Fa quindi un certo effetto vederli ora non soltanto separati dai ruoli – lei senatrice, lui fuori dal Parlamento per sua volontà, ma deciso a riprendersi la scena, prima e dopo l’intervista rilasciata a Lucia Annunciata a “In Mezz’ora in più”. Dibba e Taverna non potrebbero ora essere più distanti: li separa il giudizio sul governo Conte (lei a favore), la contrarietà di lui all’alleanza con il Pd, e la vicinanza o lontananza dal fondatore Grillo, che di quell’alleanza è sostenitore. E ancora: li divide l’immagine del Movimento (Taverna è contro l’idea di un congresso, Dibba lo ha provocatoriamente invocato), e la scelta delle priorità (Taverna ha detto chiaramente che il M5s non può più essere soltanto il movimento “della denuncia e della protesta”, Di Battista sta raccogliendo consensi interni con la fronda sulle nomine). E se la dicotomia tra gli ex tribuni romani non si può nascondere, le linee di frattura sotterranea confermano il sintomo di un M5s in crisi di identità e in cerca di autore. Con Dibba, sulle nomine, e quindi di fatto sul resto, si schierano infatti l’ex ministro Barbara Lezzi e l’ex ministro Giulia Grillo (e qui c’è chi non senza malizia pensa: ma non c’entrerà anche il fatto di essere state ministre nel Conte 1 ma non nel Conte 2?). Ma intanto in Parlamento Lezzi ha trovato un’oppositrice nella deputata Gilda Sportiello, area Roberto Fico, che ha trovato le critiche di Di Battista (e Lezzi) sulle nomine pretestuose.

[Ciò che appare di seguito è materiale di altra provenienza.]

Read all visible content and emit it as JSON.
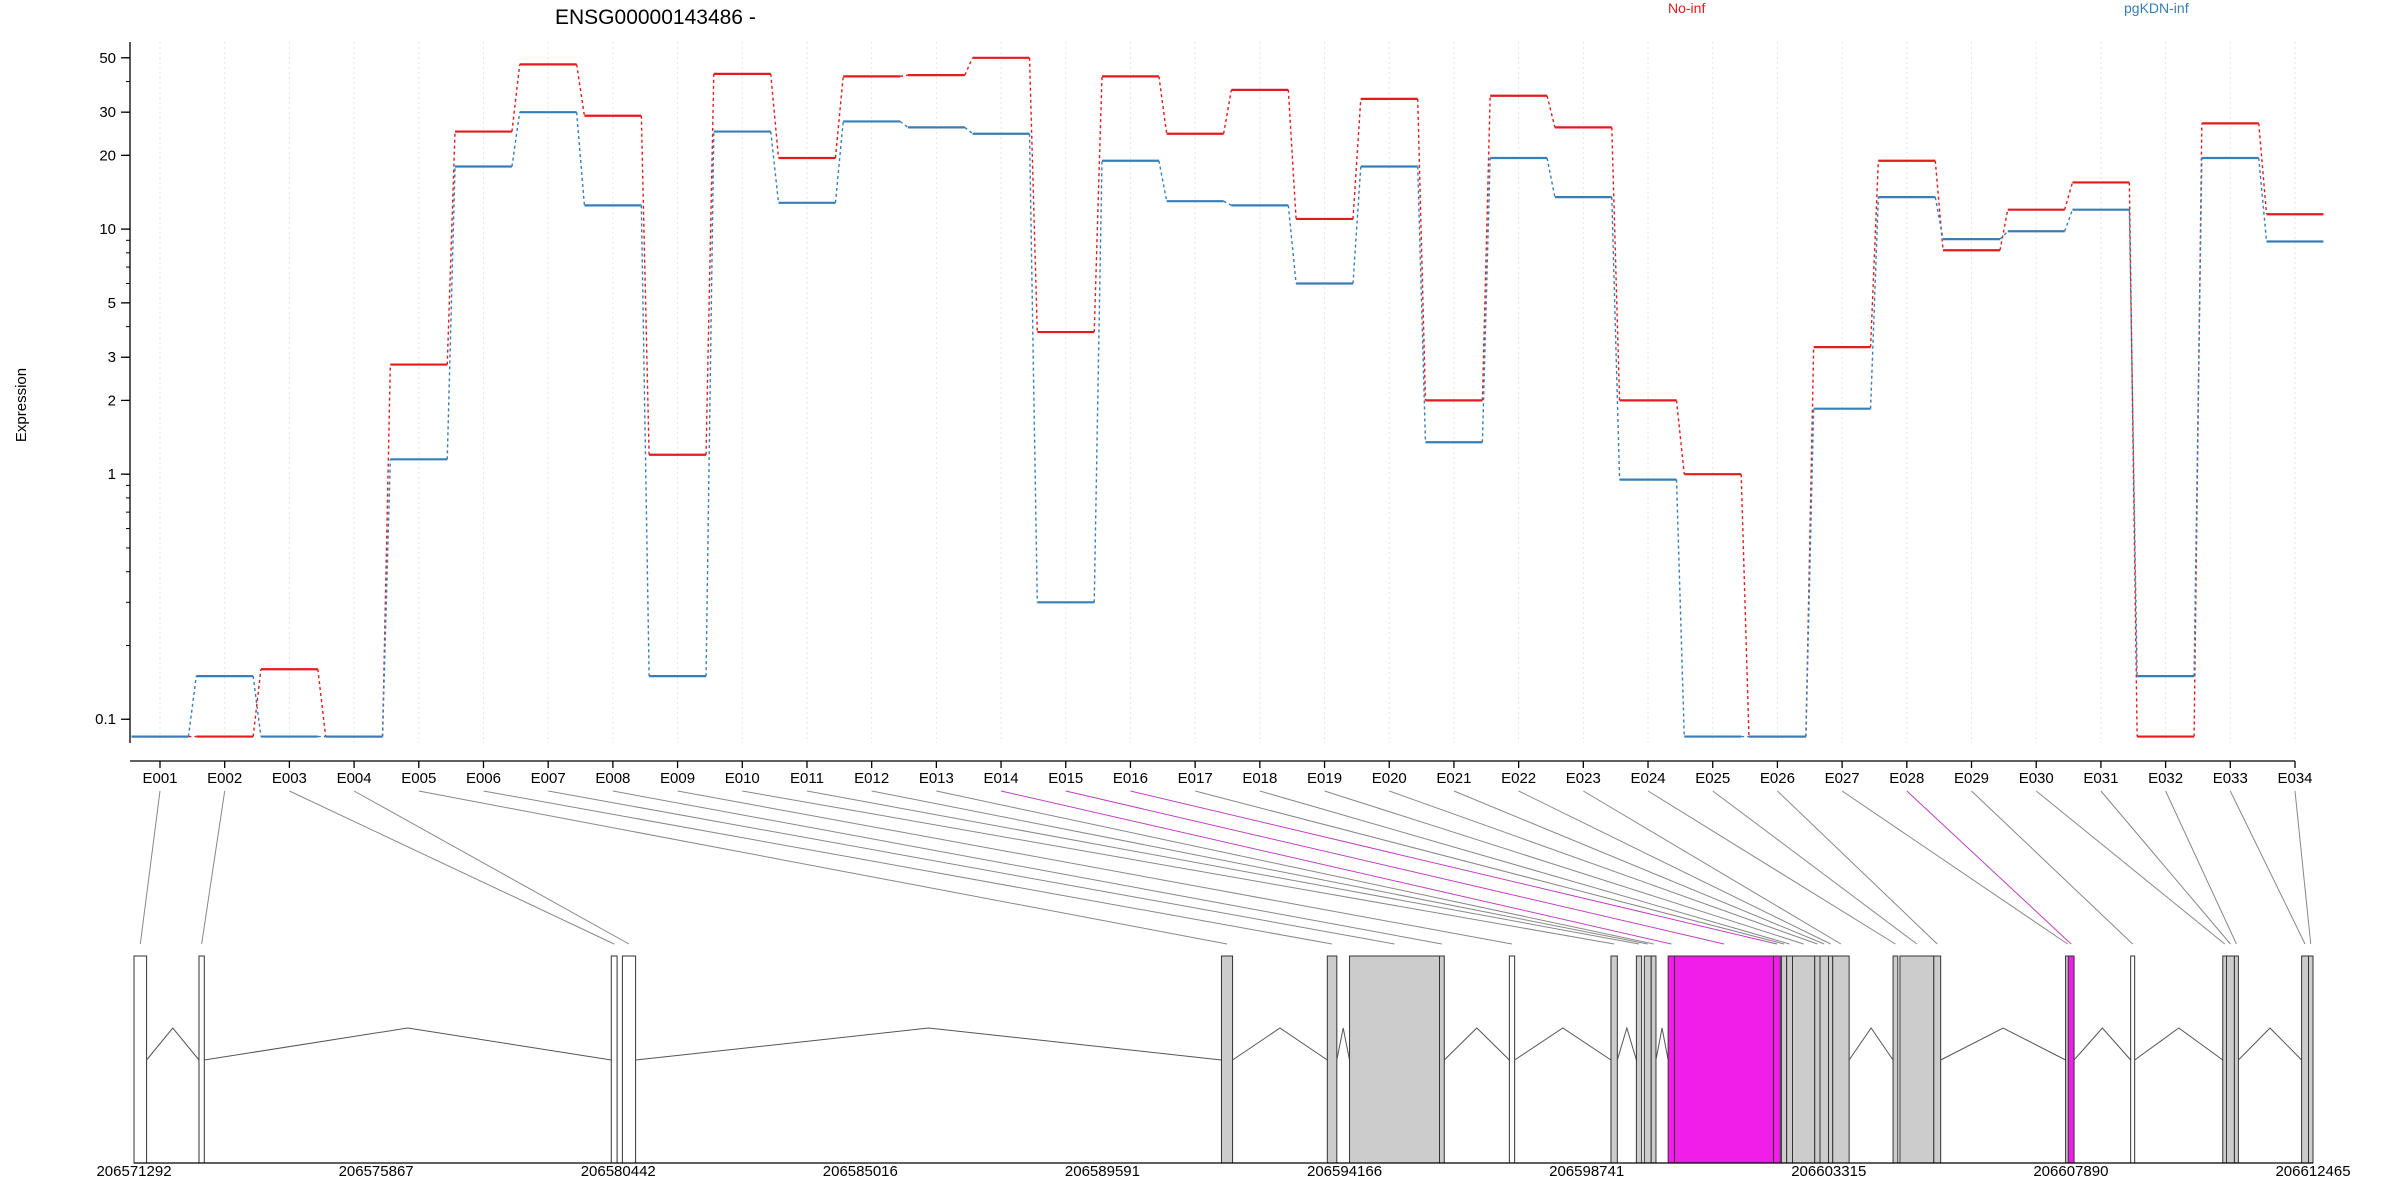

Lo stesso Fico, ai tempi del governo gialloverde considerato dissidente interno rispetto alla linea Di Maio, si trova nella posizione di chi vuole salvare Conte e e il governo rossogiallo, e se questo al momento vuol dire silenziare le annose divergenze con il ministro degli Esteri pazienza (ma neanche Di Maio può dire tutto quello che pensa, tranne che sul congresso voluto da Dibba: “Non credo sia una priorità per l’Italia”, ha detto). E c’è chi nel M5s ricorda quando, nel gennaio scorso, dopo le dimissioni del Di Maio capo politico, la linea di divisione interna correva lungo l’asse dei fedelissimi del ministro, da Alfonso Bonafede a Riccardo Fraccaro, rispetto ai moderati (che pensavano allora a un futuro ruolo da leader per Stefano Patuanelli) e ai fan di Paola Taverna. In tempi di reggenza di Vito Crimi, e in piena emergenza sanitaria, il conflitto interno è però riesploso a Roma, dove Virginia Raggi, oltre alla storica “nemica” Roberta Lombardi, ha da tempo un pungolo in Monica Lozzi, presidente m5s del VII municipio, già più volte non ha condiviso le scelte del sindaco (e recentemente l’ha accusata di “bullismo istituzionale”). Animi esacerbati, dunque, su cui – non bastasse – è piombato il caso Maduro.